Um Só Planeta - umsoplaneta.globo.com
Autor: Rosiene Carvalho
15 de Jan de 2024

Conversamos com Bushe Matis, principal liderança indígena do Vale do Javari, a segunda maior terra demarcada do Brasil

Por Rosiene Carvalho, para Um Só Planeta
15/01/2024 08h00 Atualizado há um dia

Enquanto o Congresso Nacional avança para fragilizar a legislação de proteção aos territórios indígenas com o marco temporal, o coordenador da Univaja (União dos Povos Indígenas do Vale do Javari), Bushe Matis, apela para o bom senso e urgência de medidas diante dos sinais explícitos das mudanças climáticas: "Não olhem a vida da natureza com mau olhar. Preservando, cuidando e respeitando, o mundo vai ser melhor".

Bushe é a principal liderança indígena do Vale do Javari, a segunda maior terra demarcada do País. O Vale do Javari fica no município de Atalaia do Norte, no extremo oeste do Amazonas, na fronteira do Brasil com o Peru.

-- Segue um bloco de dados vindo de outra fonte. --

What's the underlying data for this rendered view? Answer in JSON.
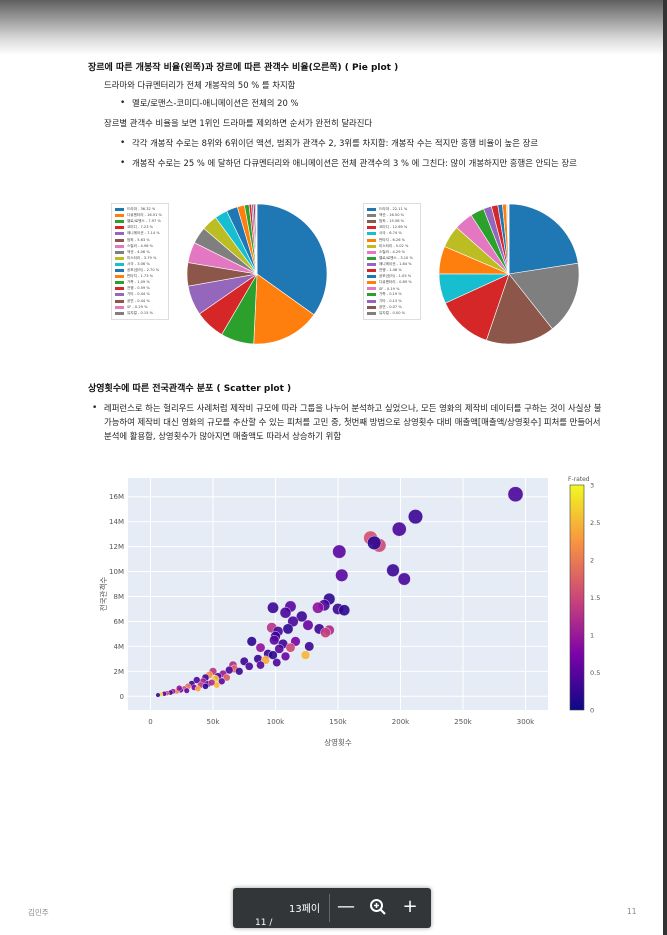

Na avaliação das organizações indígenas, o texto do Marco Temporal fragiliza a condição de terras demarcadas e piora a situação das que ainda aguardam por demarcação. O projeto foi aprovado no Congresso Nacional, vetado parcialmente pelo presidente Lula, que teve os vetos derrubados no legislativo no final do ano passado. A tese foi derrotada recentemente no STF (Supremo Tribunal Federal) e deve ter seu próximo capítulo no judiciário.

No território de Bushe Matis, o receio é que o marco temporal incentive ainda mais os invasores e coloque em maior risco a vida dos indígenas que vivem em isolamento voluntário. O Vale do Javari sofre com a exploração ilegal de recursos naturais, ameaças contra os povos originários, violências e assassinatos brutais contra quem se coloca à frente na proteção da terra indígena (T.I.)

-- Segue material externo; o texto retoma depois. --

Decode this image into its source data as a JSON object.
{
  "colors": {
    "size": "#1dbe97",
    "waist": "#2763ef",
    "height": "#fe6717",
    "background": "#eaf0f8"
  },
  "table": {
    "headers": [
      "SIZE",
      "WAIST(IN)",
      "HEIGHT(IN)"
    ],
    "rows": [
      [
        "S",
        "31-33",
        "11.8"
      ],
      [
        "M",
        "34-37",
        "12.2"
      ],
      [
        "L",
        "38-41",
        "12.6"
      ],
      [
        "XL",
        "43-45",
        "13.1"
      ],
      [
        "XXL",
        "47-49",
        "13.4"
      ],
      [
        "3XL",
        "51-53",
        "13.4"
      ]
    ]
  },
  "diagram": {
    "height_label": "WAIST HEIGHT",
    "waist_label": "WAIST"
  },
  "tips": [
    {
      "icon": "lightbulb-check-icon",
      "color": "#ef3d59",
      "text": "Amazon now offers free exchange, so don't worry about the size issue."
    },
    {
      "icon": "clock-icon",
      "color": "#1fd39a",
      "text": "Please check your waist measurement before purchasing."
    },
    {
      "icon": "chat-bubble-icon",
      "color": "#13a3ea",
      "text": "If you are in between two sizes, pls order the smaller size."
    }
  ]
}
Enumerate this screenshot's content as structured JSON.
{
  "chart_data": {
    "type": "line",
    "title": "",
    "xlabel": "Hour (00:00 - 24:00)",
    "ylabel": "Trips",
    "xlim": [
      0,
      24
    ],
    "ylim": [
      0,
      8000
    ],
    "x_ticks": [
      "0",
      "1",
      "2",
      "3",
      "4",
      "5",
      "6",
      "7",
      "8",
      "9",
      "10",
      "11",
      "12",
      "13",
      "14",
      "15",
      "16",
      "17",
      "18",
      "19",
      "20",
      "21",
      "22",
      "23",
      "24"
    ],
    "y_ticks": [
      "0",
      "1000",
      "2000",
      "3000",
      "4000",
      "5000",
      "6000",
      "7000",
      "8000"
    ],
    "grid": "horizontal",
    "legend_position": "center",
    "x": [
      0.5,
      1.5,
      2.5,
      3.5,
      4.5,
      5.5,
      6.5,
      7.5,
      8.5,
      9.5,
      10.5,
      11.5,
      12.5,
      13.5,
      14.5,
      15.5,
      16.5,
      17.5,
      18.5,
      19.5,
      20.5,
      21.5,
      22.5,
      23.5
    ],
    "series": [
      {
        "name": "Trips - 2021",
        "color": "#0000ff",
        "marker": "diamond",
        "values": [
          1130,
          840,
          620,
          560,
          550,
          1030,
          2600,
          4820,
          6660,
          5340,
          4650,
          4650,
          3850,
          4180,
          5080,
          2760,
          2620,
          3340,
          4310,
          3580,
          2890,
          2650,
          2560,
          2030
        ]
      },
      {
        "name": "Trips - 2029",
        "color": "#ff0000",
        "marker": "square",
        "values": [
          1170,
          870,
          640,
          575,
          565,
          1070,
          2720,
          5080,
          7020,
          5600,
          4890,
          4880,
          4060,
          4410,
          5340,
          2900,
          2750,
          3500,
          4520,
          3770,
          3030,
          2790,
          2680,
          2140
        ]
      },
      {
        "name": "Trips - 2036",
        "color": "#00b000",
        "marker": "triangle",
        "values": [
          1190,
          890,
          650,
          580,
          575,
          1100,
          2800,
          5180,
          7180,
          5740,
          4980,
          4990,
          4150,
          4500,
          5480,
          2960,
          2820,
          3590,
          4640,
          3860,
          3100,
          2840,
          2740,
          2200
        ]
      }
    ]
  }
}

Basta lembrar que o indigenista Bruno Pereira, o jornalista Dom Philips e o colaborador da Funai Maxciel Pereira dos Santos foram mortos num contexto de defesa do território demarcado e, portanto, da legislação vigente no País, contra os invasores.

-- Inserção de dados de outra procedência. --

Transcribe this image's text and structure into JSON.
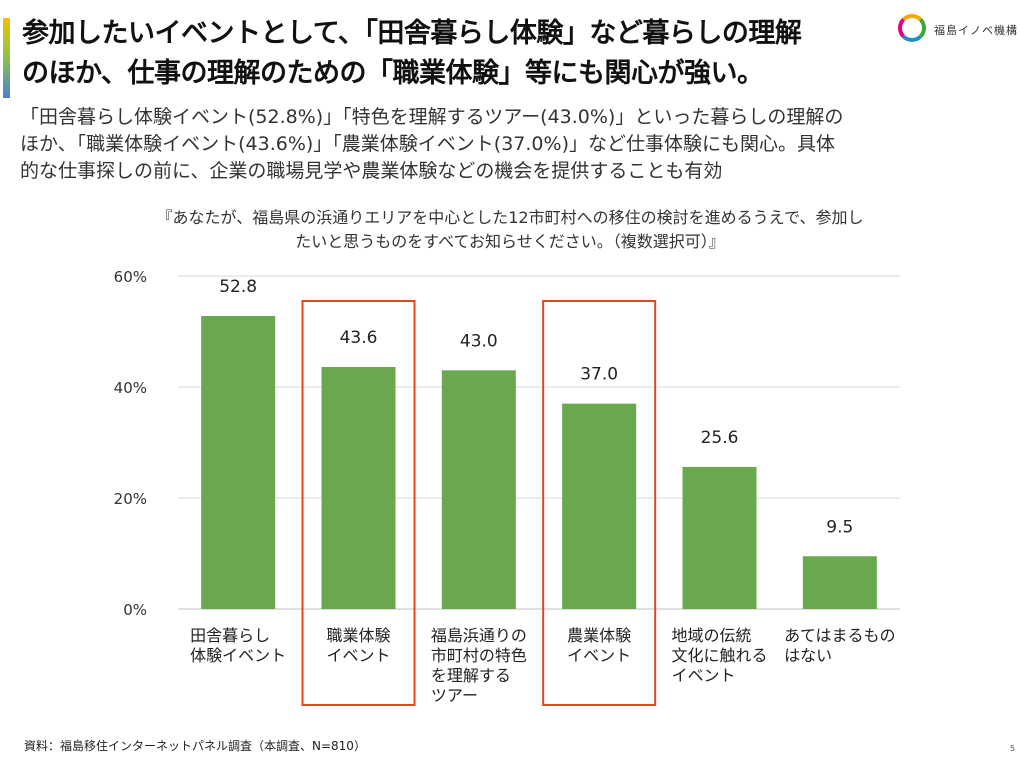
{
  "header": {
    "title_lines": [
      "参加したいイベントとして、「田舎暮らし体験」など暮らしの理解",
      "のほか、仕事の理解のための「職業体験」等にも関心が強い。"
    ],
    "logo_text": "福島イノベ機構"
  },
  "description_lines": [
    "「田舎暮らし体験イベント(52.8%)」「特色を理解するツアー(43.0%)」といった暮らしの理解の",
    "ほか、「職業体験イベント(43.6%)」「農業体験イベント(37.0%)」など仕事体験にも関心。具体",
    "的な仕事探しの前に、企業の職場見学や農業体験などの機会を提供することも有効"
  ],
  "question_lines": [
    "『あなたが、福島県の浜通りエリアを中心とした12市町村への移住の検討を進めるうえで、参加し",
    "たいと思うものをすべてお知らせください。（複数選択可）』"
  ],
  "source": "資料：福島移住インターネットパネル調査（本調査、N=810）",
  "page_number": "5",
  "colors": {
    "bar": "#6aa84f",
    "highlight_box": "#e8441f",
    "grid": "#d9d9d9",
    "accent_bar": [
      "#f2c200",
      "#8bc34a",
      "#4a7fd4"
    ]
  },
  "chart_data": {
    "type": "bar",
    "categories": [
      [
        "田舎暮らし",
        "体験イベント"
      ],
      [
        "職業体験",
        "イベント"
      ],
      [
        "福島浜通りの",
        "市町村の特色",
        "を理解する",
        "ツアー"
      ],
      [
        "農業体験",
        "イベント"
      ],
      [
        "地域の伝統",
        "文化に触れる",
        "イベント"
      ],
      [
        "あてはまるもの",
        "はない"
      ]
    ],
    "values": [
      52.8,
      43.6,
      43.0,
      37.0,
      25.6,
      9.5
    ],
    "value_labels": [
      "52.8",
      "43.6",
      "43.0",
      "37.0",
      "25.6",
      "9.5"
    ],
    "highlighted": [
      1,
      3
    ],
    "ylim": [
      0,
      60
    ],
    "yticks": [
      0,
      20,
      40,
      60
    ],
    "ytick_labels": [
      "0%",
      "20%",
      "40%",
      "60%"
    ],
    "grid": true,
    "legend": "none"
  }
}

Com o rosto pintado de urucum, em novembro, Bushe Matis explicou ao público do TedX Amazônia que os indígenas precisam dos rios e das florestas, mas que também são defensores de todas as vidas no planeta. Numa cidade tomada por fumaça das queimadas na floresta, Bushe pediu, mais uma vez, que o Estado cumpra o seu dever de proteger o território e atuar na fronteira do País.

"A mensagem é que respeitem os povos indígenas, respeitem a natureza, a floresta em pé. Se preservar a vida, nós vamos nos sentir felizes e ter o ar puro que a gente precisa respirar", diz à reportagem afirmando que sentia orgulho da sua terra e que lá podem "respirar o oxigênio da natureza".

Levantamento divulgado pelo MapBiomas em agosto de 2023 mostrou o que dados de satélites do Inpe sobre queimadas revelam ano após ano: os territórios indígenas são as áreas mais preservadas da floresta. Segundo o MapBiomas, nas terras indígenas apenas 1% da vegetação nativa se perdeu nos últimos 38 anos. Já nas áreas privadas, o percentual dá um salto para 17% de devastação.

Bushe Matis afirma que, para os indígenas, nada mudou um ano e meio após o Vale do Javari receber a atenção da mídia nacional e internacional e das autoridades, no período das buscas dos corpos de Bruno e Dom.

"Há vários anos, estamos pedindo socorro, que os órgãos competentes possam solucionar a invasão, a droga e o garimpo. Não tem surtido efeito. Ai, a gente assumiu essa responsabilidade", afirma se referindo à segurança do território e do meio ambiente.

Para proteger a floresta e a vida dos povos indígenas, sobretudo a maior população em isolamento voluntário do planeta, a Univaja, com o apoio de Bruno Pereira, criou a EVU (Equipe de Vigilância da Univaja), que circula no perímetro da T.I., monitora os pontos da invasão e leva denúncias para as autoridades.

Ao menos seis relatórios foram encaminhados pela Univaja aos representantes no Amazonas do Ministério Público Federal, Polícia Federal, Força Nacional de Segurança e Funai, entre fevereiro e maio de 2022, relatando ameaças de morte, invasões de pescadores armados, ataques com tiros a indígenas, além da saída de pesca e caça ilegal da terra indígena. Segundo Bushe, não foram tomadas providências nem antes e nem depois da morte de Bruno e Dom. "Segurança bonita só existe no papel", diz.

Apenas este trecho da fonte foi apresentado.